Jarosław Kaczyński popełnił wiele błędów, rozdając stanowiska polityczne i w spółkach Skarbu Państwa. Jest jednak osoba, która niemal nieprzerwanie sprawuje swoją funkcję i cieszy się zaufaniem prezesa PiS. To właśnie w jej stronę były premier z ramienia SLD skierował ostre słowa. Jarosław Kaczyński, dobierając członków swojego obozu do objęcia opuszczonych przez ludzi Platformy Obywatelskiej i Polskiego Stronnictwa Ludowego stanowisk, prezesem Telewizji Polskiej mianował Jacka Kurskiego. Polityk z wieloletnim doświadczeniem w kraju i Parlamencie Europejskim okazał się strzałem w dziesiątkę, jeśli chodzi o kreowanie medialnej narracji, która zadowalałby gusta propagandowych smakoszy z ul. Nowogrodzkiej. Kurski, choć kilkukrotnie opuszczał PiS (także w atmosferze skandalu) i do niego wracał, ostatecznie związał się z Solidarną Polską Zbigniewa Ziobry, kolejnego dezertera z pisowskiego statku, któremu ukorzenie się przed Kaczyńskim przyniosło wymierne polityczne korzyści.

Po krótkim epizodzie w Ministerstwie Kultury i Dziedzictwa Narodowego na stałe osiadł w oddanej mu pod opiekę Telewizji Polskiej. Niestety dla niego i jego protektora Jarosława Kaczyńskiego krytyka nie przestaje spływać pod adresem TVP i niego samego.

Jarosław Kaczyński nie może być zadowolony z tego, jak ocenia się jego ulubieńca

Choć politycznymi dokonaniami z pewnością zraził do siebie szefa Zjednoczonej Prawicy, Jacek Kurski może być dumny z tego, co osiągnął przy Woronicza. Z całą pewnością odzyskał przychylność najważniejszego polskiego polityka i jego najbliższego otoczenia. Patrząc na legendarne już paski, czy „kultowe” wypowiedzi, które za pomocą państwowych kamer i środków przekazu trafiły do milionów Polaków, ciężko nie stwierdzić, że wykonywana przez niego praca wywołuje szeroki uśmiech uśmiech na twarzy wszystkich rządowych notabli.

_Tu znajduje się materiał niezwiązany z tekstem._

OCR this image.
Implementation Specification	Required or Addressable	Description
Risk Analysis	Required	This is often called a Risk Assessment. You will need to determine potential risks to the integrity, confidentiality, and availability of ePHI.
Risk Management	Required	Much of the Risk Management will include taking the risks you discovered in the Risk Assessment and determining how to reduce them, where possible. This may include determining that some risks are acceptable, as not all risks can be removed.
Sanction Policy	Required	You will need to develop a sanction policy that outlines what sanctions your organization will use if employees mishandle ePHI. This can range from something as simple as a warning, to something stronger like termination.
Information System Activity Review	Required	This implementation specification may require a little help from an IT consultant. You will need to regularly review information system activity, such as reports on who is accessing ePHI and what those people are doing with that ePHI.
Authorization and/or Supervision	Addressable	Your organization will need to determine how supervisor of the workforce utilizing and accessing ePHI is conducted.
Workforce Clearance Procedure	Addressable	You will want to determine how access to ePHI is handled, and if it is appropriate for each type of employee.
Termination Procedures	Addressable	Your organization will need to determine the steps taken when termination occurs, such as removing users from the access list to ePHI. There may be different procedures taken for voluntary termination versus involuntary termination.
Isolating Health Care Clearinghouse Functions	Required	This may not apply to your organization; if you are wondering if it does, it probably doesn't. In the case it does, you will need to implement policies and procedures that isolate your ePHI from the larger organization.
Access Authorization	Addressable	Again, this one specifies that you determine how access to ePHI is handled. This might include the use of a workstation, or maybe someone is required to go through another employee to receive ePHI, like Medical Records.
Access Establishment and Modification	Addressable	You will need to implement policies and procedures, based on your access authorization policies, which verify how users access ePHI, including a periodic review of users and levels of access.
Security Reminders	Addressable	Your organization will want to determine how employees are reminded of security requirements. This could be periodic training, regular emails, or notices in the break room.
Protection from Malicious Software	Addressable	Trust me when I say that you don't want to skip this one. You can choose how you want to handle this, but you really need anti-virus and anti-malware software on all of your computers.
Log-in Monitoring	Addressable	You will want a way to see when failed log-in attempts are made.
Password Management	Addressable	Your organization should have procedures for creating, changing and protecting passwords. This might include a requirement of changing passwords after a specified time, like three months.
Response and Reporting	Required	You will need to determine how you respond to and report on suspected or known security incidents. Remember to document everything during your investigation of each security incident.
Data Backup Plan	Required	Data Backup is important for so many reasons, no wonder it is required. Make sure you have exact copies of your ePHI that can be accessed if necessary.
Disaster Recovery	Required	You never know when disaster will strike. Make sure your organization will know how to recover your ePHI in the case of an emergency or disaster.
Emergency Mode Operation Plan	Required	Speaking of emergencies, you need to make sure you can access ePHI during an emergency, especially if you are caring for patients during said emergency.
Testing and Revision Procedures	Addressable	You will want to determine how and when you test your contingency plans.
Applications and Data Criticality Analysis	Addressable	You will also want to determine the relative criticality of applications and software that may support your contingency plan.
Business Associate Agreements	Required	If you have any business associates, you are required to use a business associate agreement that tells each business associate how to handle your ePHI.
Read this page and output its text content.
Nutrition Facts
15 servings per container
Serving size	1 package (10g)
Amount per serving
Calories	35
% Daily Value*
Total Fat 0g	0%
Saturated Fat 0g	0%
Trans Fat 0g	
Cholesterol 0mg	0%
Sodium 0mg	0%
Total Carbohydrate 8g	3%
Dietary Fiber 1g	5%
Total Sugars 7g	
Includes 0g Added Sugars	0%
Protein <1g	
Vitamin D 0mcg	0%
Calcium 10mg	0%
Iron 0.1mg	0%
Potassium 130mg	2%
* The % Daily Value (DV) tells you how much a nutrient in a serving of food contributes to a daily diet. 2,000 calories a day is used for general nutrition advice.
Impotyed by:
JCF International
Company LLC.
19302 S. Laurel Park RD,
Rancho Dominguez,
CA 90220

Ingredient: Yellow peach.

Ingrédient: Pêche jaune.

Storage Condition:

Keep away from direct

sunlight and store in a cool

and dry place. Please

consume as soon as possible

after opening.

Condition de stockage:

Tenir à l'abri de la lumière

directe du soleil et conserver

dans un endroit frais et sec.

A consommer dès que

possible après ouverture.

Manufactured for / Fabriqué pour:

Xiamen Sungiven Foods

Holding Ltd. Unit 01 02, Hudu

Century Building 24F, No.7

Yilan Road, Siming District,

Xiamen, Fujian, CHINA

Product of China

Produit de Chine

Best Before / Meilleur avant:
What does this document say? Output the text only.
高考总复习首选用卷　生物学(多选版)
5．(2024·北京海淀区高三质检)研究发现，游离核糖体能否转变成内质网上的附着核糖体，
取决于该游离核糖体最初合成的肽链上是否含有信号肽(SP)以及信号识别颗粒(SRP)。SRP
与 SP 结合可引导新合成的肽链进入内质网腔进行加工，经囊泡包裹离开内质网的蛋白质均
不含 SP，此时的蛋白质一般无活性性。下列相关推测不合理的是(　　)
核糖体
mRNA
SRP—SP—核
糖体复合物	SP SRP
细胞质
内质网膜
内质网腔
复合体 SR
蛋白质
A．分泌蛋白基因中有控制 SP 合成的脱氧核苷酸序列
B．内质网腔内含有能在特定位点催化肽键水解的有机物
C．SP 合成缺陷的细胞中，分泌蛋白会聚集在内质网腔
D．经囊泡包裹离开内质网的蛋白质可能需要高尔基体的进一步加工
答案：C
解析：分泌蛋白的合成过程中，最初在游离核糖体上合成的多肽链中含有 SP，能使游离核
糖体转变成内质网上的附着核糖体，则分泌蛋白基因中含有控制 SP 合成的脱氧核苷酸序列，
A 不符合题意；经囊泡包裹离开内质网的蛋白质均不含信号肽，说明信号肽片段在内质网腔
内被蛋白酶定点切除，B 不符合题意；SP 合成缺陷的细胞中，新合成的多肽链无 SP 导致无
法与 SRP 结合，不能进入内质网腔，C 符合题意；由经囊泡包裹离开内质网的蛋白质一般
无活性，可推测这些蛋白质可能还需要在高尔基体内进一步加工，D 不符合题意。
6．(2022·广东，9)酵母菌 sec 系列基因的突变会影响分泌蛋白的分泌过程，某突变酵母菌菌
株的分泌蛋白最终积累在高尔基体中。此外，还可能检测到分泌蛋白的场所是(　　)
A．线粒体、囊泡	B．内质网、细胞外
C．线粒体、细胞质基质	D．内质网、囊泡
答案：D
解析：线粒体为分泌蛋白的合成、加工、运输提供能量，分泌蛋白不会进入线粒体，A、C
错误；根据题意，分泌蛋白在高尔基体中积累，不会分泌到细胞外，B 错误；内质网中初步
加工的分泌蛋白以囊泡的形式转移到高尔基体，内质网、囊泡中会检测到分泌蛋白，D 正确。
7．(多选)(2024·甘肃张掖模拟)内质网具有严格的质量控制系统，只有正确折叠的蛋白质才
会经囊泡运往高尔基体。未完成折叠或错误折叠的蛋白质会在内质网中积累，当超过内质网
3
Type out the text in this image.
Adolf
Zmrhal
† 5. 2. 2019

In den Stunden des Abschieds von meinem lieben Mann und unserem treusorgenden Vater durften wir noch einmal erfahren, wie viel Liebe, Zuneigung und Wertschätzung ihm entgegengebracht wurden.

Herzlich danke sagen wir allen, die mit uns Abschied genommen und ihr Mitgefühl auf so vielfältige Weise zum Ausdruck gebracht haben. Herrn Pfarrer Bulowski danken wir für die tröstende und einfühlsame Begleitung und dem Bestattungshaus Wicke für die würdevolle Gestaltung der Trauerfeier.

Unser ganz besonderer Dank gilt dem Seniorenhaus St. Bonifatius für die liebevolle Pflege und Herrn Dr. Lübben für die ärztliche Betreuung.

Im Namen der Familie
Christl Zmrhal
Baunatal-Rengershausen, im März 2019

Były premier Leszek Miller podczas rozmowy na antenie Telewizji WP zburzył jednak nieco ten obraz. Odniósł się tym samym do słów jednego z polityków opozycji, który stwierdził, że „Jacek Kurski to największy przyjaciel opozycji”. – Propaganda uprawiana przez telewizję publiczną nie jest nastawiona na pozyskanie wyborców wahających się, tylko utwardzanie w przekonaniach twardych wyborców PiS. Gdyby doszło do konfliktu między Kurskim a kierownictwem PiS, on będzie się tak tłumaczył: „Zobaczcie, dzięki mnie twardy elektorat jest utrzymywany” – powiedział dawny Prezes Rady Ministrów.

Słowa Millera dają do myślenia

Jeśli Jarosław Kaczyński zrozumiał i przeanalizował, co Leszek Miller właściwie powiedział, nie mógł zaprzeczyć. Jednocześnie, czy na pewno chodziło mu o zabetonowanie wejść do PiS przed osobami niezdecydowanymi, w czym oczywiście pomogło uczynienie TVP prywatną telewizją partii? Wystarczy przecież popatrzeć na nie tak dawny kryzys oglądalności związany z odchodzeniem lub wyrzucaniem najpopularniejszych dziennikarzy i widoczną zmianą linii, które doprowadziły do tego, że rząd musiał zmarnować setki milionów złotych, by postawić TVP na nogi.